Fundamental economic data, financial stock tick data and alternative data sets such as geospatial or transactional data are all indexed by time, often at irregular intervals. Solving business problems in finance such as investment risk, fraud, transaction costs analysis and compliance ultimately rests on being able to analyze millions of time series in parallel. Older technologies, which are RDBMS-based, do not easily scale when analyzing trading strategies or conducting regulatory analyses over years of historical data.
In this webinar we reviewed:
- How to build time series functions on hundreds of thousands of tickers in parallel using Apache Spark™.
- Lastly, if you are a Pandas (Python Data Analysis Library) user looking to scale data preparation which feeds into financial anomaly detection or other statistical analyses, we used a market manipulation example to show how Koalas makes scaling transparent to the typical data science workflow.
We demonstrated these concepts using this notebook in Databricks
Toward the end, we held a Q&A and below are the questions and answers.
Q: BI Tools traditionally query data warehouses, can they now connect to Databricks?
A: Great question. There are two approaches to this. Yes, you can connect your BI tools to Databricks directly to query the data lake. Let’s look at this slide below.
If you look at the diagram, BI tools are pointed to one of the managed tables created by Apache Spark. If you have an aggregate table that is specific to a line business (let’s say you created a table with aggregated trade windows throughout the day), this can be queried with a BI tool such as Tableau, Looker, etc. If you need very low latency, for example, say you need to create dashboards for the C-level, then you can query a data warehouse.
Q: Is there a way to effectively distribute the modeling of time series, or is this only distributed pandas based data manipulation to prepare the data set. Specifically, I use quite a bit of SARIMAX. I am trying to figure out how to distribute cross-validation of candidate SARIMAX models.

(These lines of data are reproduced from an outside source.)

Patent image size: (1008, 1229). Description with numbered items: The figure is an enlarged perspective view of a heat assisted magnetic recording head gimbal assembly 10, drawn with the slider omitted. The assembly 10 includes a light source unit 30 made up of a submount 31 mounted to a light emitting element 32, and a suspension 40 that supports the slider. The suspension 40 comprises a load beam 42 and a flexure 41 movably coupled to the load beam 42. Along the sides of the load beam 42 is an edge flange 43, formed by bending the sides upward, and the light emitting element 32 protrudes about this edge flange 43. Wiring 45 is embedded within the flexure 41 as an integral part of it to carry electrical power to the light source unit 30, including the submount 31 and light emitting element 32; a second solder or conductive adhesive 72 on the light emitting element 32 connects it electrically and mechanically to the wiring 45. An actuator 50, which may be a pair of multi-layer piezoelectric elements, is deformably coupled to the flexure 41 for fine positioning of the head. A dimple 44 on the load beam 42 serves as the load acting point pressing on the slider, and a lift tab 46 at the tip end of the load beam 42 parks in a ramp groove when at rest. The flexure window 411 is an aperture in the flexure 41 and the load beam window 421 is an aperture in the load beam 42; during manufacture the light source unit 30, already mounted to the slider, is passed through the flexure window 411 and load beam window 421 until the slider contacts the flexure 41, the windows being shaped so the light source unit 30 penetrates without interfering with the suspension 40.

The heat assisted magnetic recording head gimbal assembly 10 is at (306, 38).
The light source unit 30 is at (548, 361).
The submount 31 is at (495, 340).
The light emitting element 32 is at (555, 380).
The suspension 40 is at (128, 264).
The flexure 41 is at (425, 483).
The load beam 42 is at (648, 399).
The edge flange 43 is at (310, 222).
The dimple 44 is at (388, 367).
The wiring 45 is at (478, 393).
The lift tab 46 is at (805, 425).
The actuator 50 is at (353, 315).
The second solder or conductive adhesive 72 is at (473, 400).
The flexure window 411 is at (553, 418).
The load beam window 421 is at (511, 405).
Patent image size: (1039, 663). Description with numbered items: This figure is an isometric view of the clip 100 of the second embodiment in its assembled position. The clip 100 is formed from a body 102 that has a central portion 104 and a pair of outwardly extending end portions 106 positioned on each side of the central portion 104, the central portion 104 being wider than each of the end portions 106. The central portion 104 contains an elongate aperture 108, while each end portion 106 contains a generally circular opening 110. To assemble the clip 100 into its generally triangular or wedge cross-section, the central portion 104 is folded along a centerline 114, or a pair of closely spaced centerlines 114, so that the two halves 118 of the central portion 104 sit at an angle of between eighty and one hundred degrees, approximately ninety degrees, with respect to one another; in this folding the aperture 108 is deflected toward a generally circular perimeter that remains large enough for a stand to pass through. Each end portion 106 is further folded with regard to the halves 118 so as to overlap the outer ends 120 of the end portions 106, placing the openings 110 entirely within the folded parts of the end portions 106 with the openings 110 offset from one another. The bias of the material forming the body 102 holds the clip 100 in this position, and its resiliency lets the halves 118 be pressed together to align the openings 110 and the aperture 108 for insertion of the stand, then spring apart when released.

A: This presentation was more focused on the manipulation aspect, but Spark can absolutely distribute things like hyperparameter tuning and cross-validation. So if you have a grid defined or you want to do a random bayesian search, what you need to do is, define independent problems or partitioning of your problems. So a good example is forecasting. Let’s say, I want to iterate through a 100 different combinations, where I want to change whether we specify daily seasonality or yearly seasonality, and multiply that by all the different parameters that I am using for an ARIMA model. Then all I need to do is define that grid and Spark can basically execute one task per different input vector parameter. So effectively you are running up to 1000 or 5000 forecasts all in parallel. This would be the go-to method to actually parallelize things like forecasting.

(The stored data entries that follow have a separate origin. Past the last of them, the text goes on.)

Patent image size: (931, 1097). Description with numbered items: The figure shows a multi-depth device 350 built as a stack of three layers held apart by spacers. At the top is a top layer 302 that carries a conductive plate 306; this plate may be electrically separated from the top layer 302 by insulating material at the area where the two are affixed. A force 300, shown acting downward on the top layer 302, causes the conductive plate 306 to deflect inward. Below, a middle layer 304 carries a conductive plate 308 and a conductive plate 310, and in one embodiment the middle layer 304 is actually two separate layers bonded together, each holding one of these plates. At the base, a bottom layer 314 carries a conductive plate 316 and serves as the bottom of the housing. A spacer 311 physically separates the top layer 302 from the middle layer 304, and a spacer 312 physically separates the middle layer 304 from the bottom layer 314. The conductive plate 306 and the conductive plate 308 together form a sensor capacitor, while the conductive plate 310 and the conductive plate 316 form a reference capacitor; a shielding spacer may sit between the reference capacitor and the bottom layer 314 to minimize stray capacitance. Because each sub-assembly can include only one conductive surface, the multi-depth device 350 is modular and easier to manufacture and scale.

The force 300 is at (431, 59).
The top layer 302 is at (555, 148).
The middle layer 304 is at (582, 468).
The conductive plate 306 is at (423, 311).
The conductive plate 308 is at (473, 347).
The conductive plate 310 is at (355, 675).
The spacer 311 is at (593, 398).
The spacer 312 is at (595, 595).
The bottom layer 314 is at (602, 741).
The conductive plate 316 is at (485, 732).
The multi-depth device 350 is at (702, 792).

Q: Is Koala open source? Do Koalas works with scikit-learn?
Yes, Koalas is open-source software. Koalas definitely works with scikit-learn. If you go through the notebook in the blog here, you can effectively convert any of those data structures and can feed it directly into scikit-learn. The only difference is you may have to convert the structure directly before you put it into a machine learning model .ie you may have to convert to pandas in the final step. But it should work otherwise. The two numpy data structures act as the bridge.
Q: As a team how can we do code review or version control, if we work on Databricks?
The blog article actually points out the mechanism to do that. If you want to leverage Databricks for the performance aspect, compute aspect, MLFlow and all of that. We released something called Databricks Connect. It allows you to work on your local IDE. If you do that, you can always check in your code to version control using your standard tools and then deploy using Jenkins as you usually do. The second option is Databricks notebooks themselves integrate with Git, so you can directly save the work, as you are going along, in a notebook as well.
Q: Any resources, demo, tutorial to handle geospatially oriented time series data? For example, something that could look at the past 5 years of real estate data and combine that with traffic data to show how housing density affects traffic patterns.
A: The techniques that were highlighted here were multi-purpose. For the AS-OF join, you can certainly use the data sets you are describing. It is a matter of just aligning the right time stamps and then choosing a partitioning column. We will consider having subsequent blogs on geospatial in particular, that will likely go deeper into the techniques or libraries that can be used to effectively join geospatial data. But right now AS-OF join should work for any data set you want to use, as long as you are just trying to merge them to get contextual AS-OF data.